Après l’interruption estivale, cet extrait a trait au rapport entre l’invisible et le visible. Il introduit l’article de début septembre qui sera consacré à la similitude de la démarche de créativité dans le leadership et dans l’écriture.
Il est tiré du dernier livre d’Edgar Morin, sociologue et philosophe penseur de la complexité, qui vient de paraître chez Fayard « Connaissance, ignorance, mystère ».
« Je ressens toujours autant le plaisir des découvertes, des élucidations, aussi bien à propos de l’univers que dans les petits détails de la vie quotidienne. Cela a suscité chez moi, de plus en plus fortement, l’étonnement – parfois émerveillement, parfois vertige – d’être en vie, de marcher, d’être sous le soleil, de regarder la lune montante dans le ciel nocturne, de contempler les amas d’étoiles, minuscules à mes yeux, énormes à ma connaissance.
Tout ce qui est évident, tout ce qui connu devient étonnement et mystère.
Mon étonnement s’accroît à chaque regard, à chaque sensation. Ce n’est pas seulement le mystère de la vie, de l’existence, de la réalité, c’est aussi la tête des passants dans la rue, les arbres, les animaux…
Je m’ébahis devant les pépins amassés, protégés comme des bébés à l’intérieur de la chair du melon, des pépins du grain de raisin, ou devant l’amande calfeutrée à l’intérieur du noyau cuirassé de la pêche.
J’ai le fort sentiment de l’invisible caché dans le vu. »
Il en est de même pour l’humain.
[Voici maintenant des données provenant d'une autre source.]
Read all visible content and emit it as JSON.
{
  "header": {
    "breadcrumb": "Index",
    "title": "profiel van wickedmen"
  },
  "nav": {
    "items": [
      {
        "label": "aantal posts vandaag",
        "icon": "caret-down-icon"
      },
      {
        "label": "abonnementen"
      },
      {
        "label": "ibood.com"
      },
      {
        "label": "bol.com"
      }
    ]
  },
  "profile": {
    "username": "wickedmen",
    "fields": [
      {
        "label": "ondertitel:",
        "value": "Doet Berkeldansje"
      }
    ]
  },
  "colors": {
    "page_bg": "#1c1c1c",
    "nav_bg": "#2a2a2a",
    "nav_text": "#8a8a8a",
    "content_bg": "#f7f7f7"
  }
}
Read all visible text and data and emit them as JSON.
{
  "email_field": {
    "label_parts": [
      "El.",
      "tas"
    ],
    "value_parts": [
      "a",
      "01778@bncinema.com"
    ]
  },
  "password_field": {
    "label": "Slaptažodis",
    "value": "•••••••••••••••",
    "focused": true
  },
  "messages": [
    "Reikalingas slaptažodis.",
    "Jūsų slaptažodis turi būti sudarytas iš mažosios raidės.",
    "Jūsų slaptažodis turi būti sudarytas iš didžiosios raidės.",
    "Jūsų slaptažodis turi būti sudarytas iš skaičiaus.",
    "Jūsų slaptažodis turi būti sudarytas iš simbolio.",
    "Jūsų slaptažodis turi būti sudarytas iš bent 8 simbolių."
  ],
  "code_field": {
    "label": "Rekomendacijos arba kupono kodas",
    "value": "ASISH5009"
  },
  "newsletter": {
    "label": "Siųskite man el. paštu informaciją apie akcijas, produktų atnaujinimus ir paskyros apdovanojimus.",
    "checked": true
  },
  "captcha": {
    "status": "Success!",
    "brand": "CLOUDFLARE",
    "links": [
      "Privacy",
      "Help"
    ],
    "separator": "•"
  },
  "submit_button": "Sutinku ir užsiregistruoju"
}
Si l’on s’attachait à découvrir ce qu’il y a derrière la façade qu’affiche souvent l’être humain, je suis convaincu que l’on découvrirai bien des choses qui permettrait de comprendre mieux la marche du monde.
Oui, et sans faire de projection et en faisant taire sa voix intérieure du jugement, tout en n’oubliant pas que l’être humain gardera toujours sa part de mystère.